What you lack there is capacity of the pump. If you know it then use Gaede's equation to get the time duration.

PS: Not that it is incorrect, the pressure unit of J/cu.mtr is the funniest I have ever seen. It is totally redundant in this context.

 

[hick]

Hello,

the pump sucks with 700 mbar. Is it possible, that this value is the capacity of the pump? The pump sucks 700 mbar/sec and an infinite volume can bee sucked in?

Thank`s for helping me,

greets

Hick

 

[quark]

700 mbar is the pressure(vacuum) that is possible to achieve by the pump. What you should know is the flow capacity in liters/sec or any other suitable units.

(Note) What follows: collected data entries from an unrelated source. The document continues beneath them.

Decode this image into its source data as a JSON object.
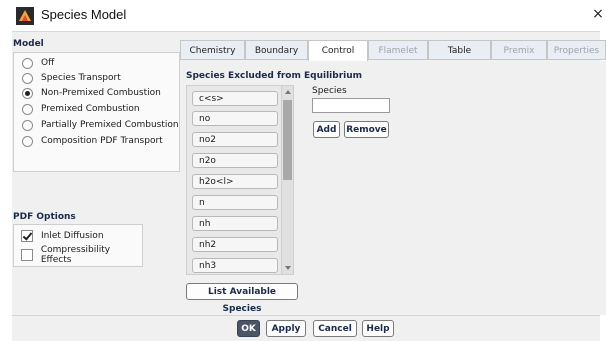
{
  "window": {
    "title": "Species Model",
    "close_label": "×"
  },
  "model": {
    "heading": "Model",
    "options": [
      {
        "label": "Off",
        "selected": false
      },
      {
        "label": "Species Transport",
        "selected": false
      },
      {
        "label": "Non-Premixed Combustion",
        "selected": true
      },
      {
        "label": "Premixed Combustion",
        "selected": false
      },
      {
        "label": "Partially Premixed Combustion",
        "selected": false
      },
      {
        "label": "Composition PDF Transport",
        "selected": false
      }
    ]
  },
  "pdf_options": {
    "heading": "PDF Options",
    "checks": [
      {
        "label": "Inlet Diffusion",
        "checked": true
      },
      {
        "label": "Compressibility Effects",
        "checked": false
      }
    ]
  },
  "tabs": [
    {
      "label": "Chemistry",
      "state": "normal"
    },
    {
      "label": "Boundary",
      "state": "normal"
    },
    {
      "label": "Control",
      "state": "active"
    },
    {
      "label": "Flamelet",
      "state": "disabled"
    },
    {
      "label": "Table",
      "state": "normal"
    },
    {
      "label": "Premix",
      "state": "disabled"
    },
    {
      "label": "Properties",
      "state": "disabled"
    }
  ],
  "control": {
    "excluded_heading": "Species Excluded from Equilibrium",
    "species_list": [
      "c<s>",
      "no",
      "no2",
      "n2o",
      "h2o<l>",
      "n",
      "nh",
      "nh2",
      "nh3"
    ],
    "species_label": "Species",
    "species_value": "",
    "add_label": "Add",
    "remove_label": "Remove",
    "list_available_label": "List Available Species"
  },
  "footer": {
    "ok_label": "OK",
    "apply_label": "Apply",
    "cancel_label": "Cancel",
    "help_label": "Help"
  },
  "colors": {
    "accent": "#4a5568",
    "panel": "#f0f0f0"
  }
}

If you know the pump capacity, the time of evacuation is calculated, for a leak free system, by

t = (V/Q) x ln(P1/P2)

t is time in seconds
V is volume of the vessel in liters
Q is actual flowrate of pump in liters/minute
P1 and P2 are initial and final absolute pressures (in your case P2 is 313.25 mBar and P1 is atmospheric)

You can use any units consistent to the equation.